100.000 Canarios können im Fall der „cláusulas suelo“ Geld zurückverlangen


Nachdem die Regierung und die Oppositionspartei PSOE sich über das Verfahren zur Rückerstattung der zu viel gezahlten Beträge geeinigt hatten, informierten PSOE-Sprecher Pedro Saura und die Abgeordnete Margarita Robles über die Details. Foto: EFE

Verbraucherschützer legen den Kunden nahe, sich gut vom Fachmann beraten zu lassen

Kanarische Inseln/Madrid – Nachdem der Europäische Gerichtshof (EuGH) Ende Dezember entschieden hatte, dass die spanischen Banken die Schuldner von Hypothekendarlehen für die durch die „cláusula suelo“ verhinderten Einsparungen bei den Ratenzahlungen nicht erst ab 2013 sondern bereits ab 2009 entschädigen müssen (das Wochenblatt berichtete), fanden landesweit diverse Informationsveranstaltungen statt. Am 16. Januar veranstaltete die Verbraucher­schutz­vereinigung im Banken- und Versicherungssektor (Adicae) ein entsprechendes Treffen in Las Palmas.

210 Millionen Euro

Der Leiter der Adicae auf den Kanaren, Manuel Fajardo, gab bekannt, etwa 100.000 Canarios könnten ihre Ansprüche gegen die Banken geltend machen und die widerrechtlich nicht eingesparten Beträge zurückverlangen. Adicae schätzt, dass allein auf den Kanaren die Banken etwa 210 Millionen Euro zurückzahlen müssen. Den Betroffenen riet Fajardo, „mit Vorsicht vorzugehen, nicht sofort das erste Angebot der Banken anzunehmen und sich fachkundigen Rat einzuholen“.

Außergerichtliches Verfahren

Nur wenige Tage nach der Informationsveranstaltung in Las Palmas handelten die Regierung und die PSOE, die wichtigste Oppositionspartei im Parlament und somit mitentscheidend bei Beschlüssen, die Vorgaben für den Bankensektor zur Rückzahlung der wegen „cláusulas suelo“ zu viel gezahlten Beträge aus.

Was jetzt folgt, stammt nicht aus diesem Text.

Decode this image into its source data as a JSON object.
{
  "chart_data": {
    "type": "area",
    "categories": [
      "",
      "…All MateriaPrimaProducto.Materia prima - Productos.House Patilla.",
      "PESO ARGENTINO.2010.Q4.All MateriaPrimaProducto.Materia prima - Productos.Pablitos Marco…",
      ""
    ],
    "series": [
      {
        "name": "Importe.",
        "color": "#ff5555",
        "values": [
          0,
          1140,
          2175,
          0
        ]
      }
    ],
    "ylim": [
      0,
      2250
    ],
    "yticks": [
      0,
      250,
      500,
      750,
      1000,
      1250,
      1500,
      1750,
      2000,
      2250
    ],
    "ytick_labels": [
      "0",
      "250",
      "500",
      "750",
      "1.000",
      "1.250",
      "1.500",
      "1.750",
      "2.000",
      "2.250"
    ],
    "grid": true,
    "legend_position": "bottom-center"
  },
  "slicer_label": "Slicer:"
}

Seit dem 23. Januar können alle Kunden mit „cláusula suelo“ in den Bankfilialen ihre Forderung zur Rückerstattung der zu viel gezahltenen Beträge und zur Zahlung von Zinsen geltend machen. Mit der Anzeige der Forderung bei der Bank beginnt ein außergerichtliches Verfahren. Die Bank ist verpflichtet, dem Kunden ein Angebot zu unterbreiten, welches dieser annehmen oder ablehnen kann. Die Parteien haben drei Monate Zeit, um sich über die Höhe der Rückzahlung und der angefallenen Zinsen einig zu werden. Die Erstattung soll primär durch Rückzahlung erfolgen, doch dürfen die Banken auch andere Produkte oder Konditionen anbieten. Kommt es zu keiner Einigung, kann der Kunde vor Gericht gehen. Wenn der Richter feststellt, dass die Bank einen höheren Betrag zurückzahlen muss als dem Kunden angeboten, werden die Gerichtskosten der Bank auferlegt.

Die Experten legen den Kunden nahe, sich von Rechtsanwälten oder Verbraucherschützern fachkundig beraten zu lassen.

Die Kunden sollen die rückerstatteten Beträge nicht versteuern, jedoch die hieraus resultierenden Steuererleich­te­rungen zurückgeben müssen.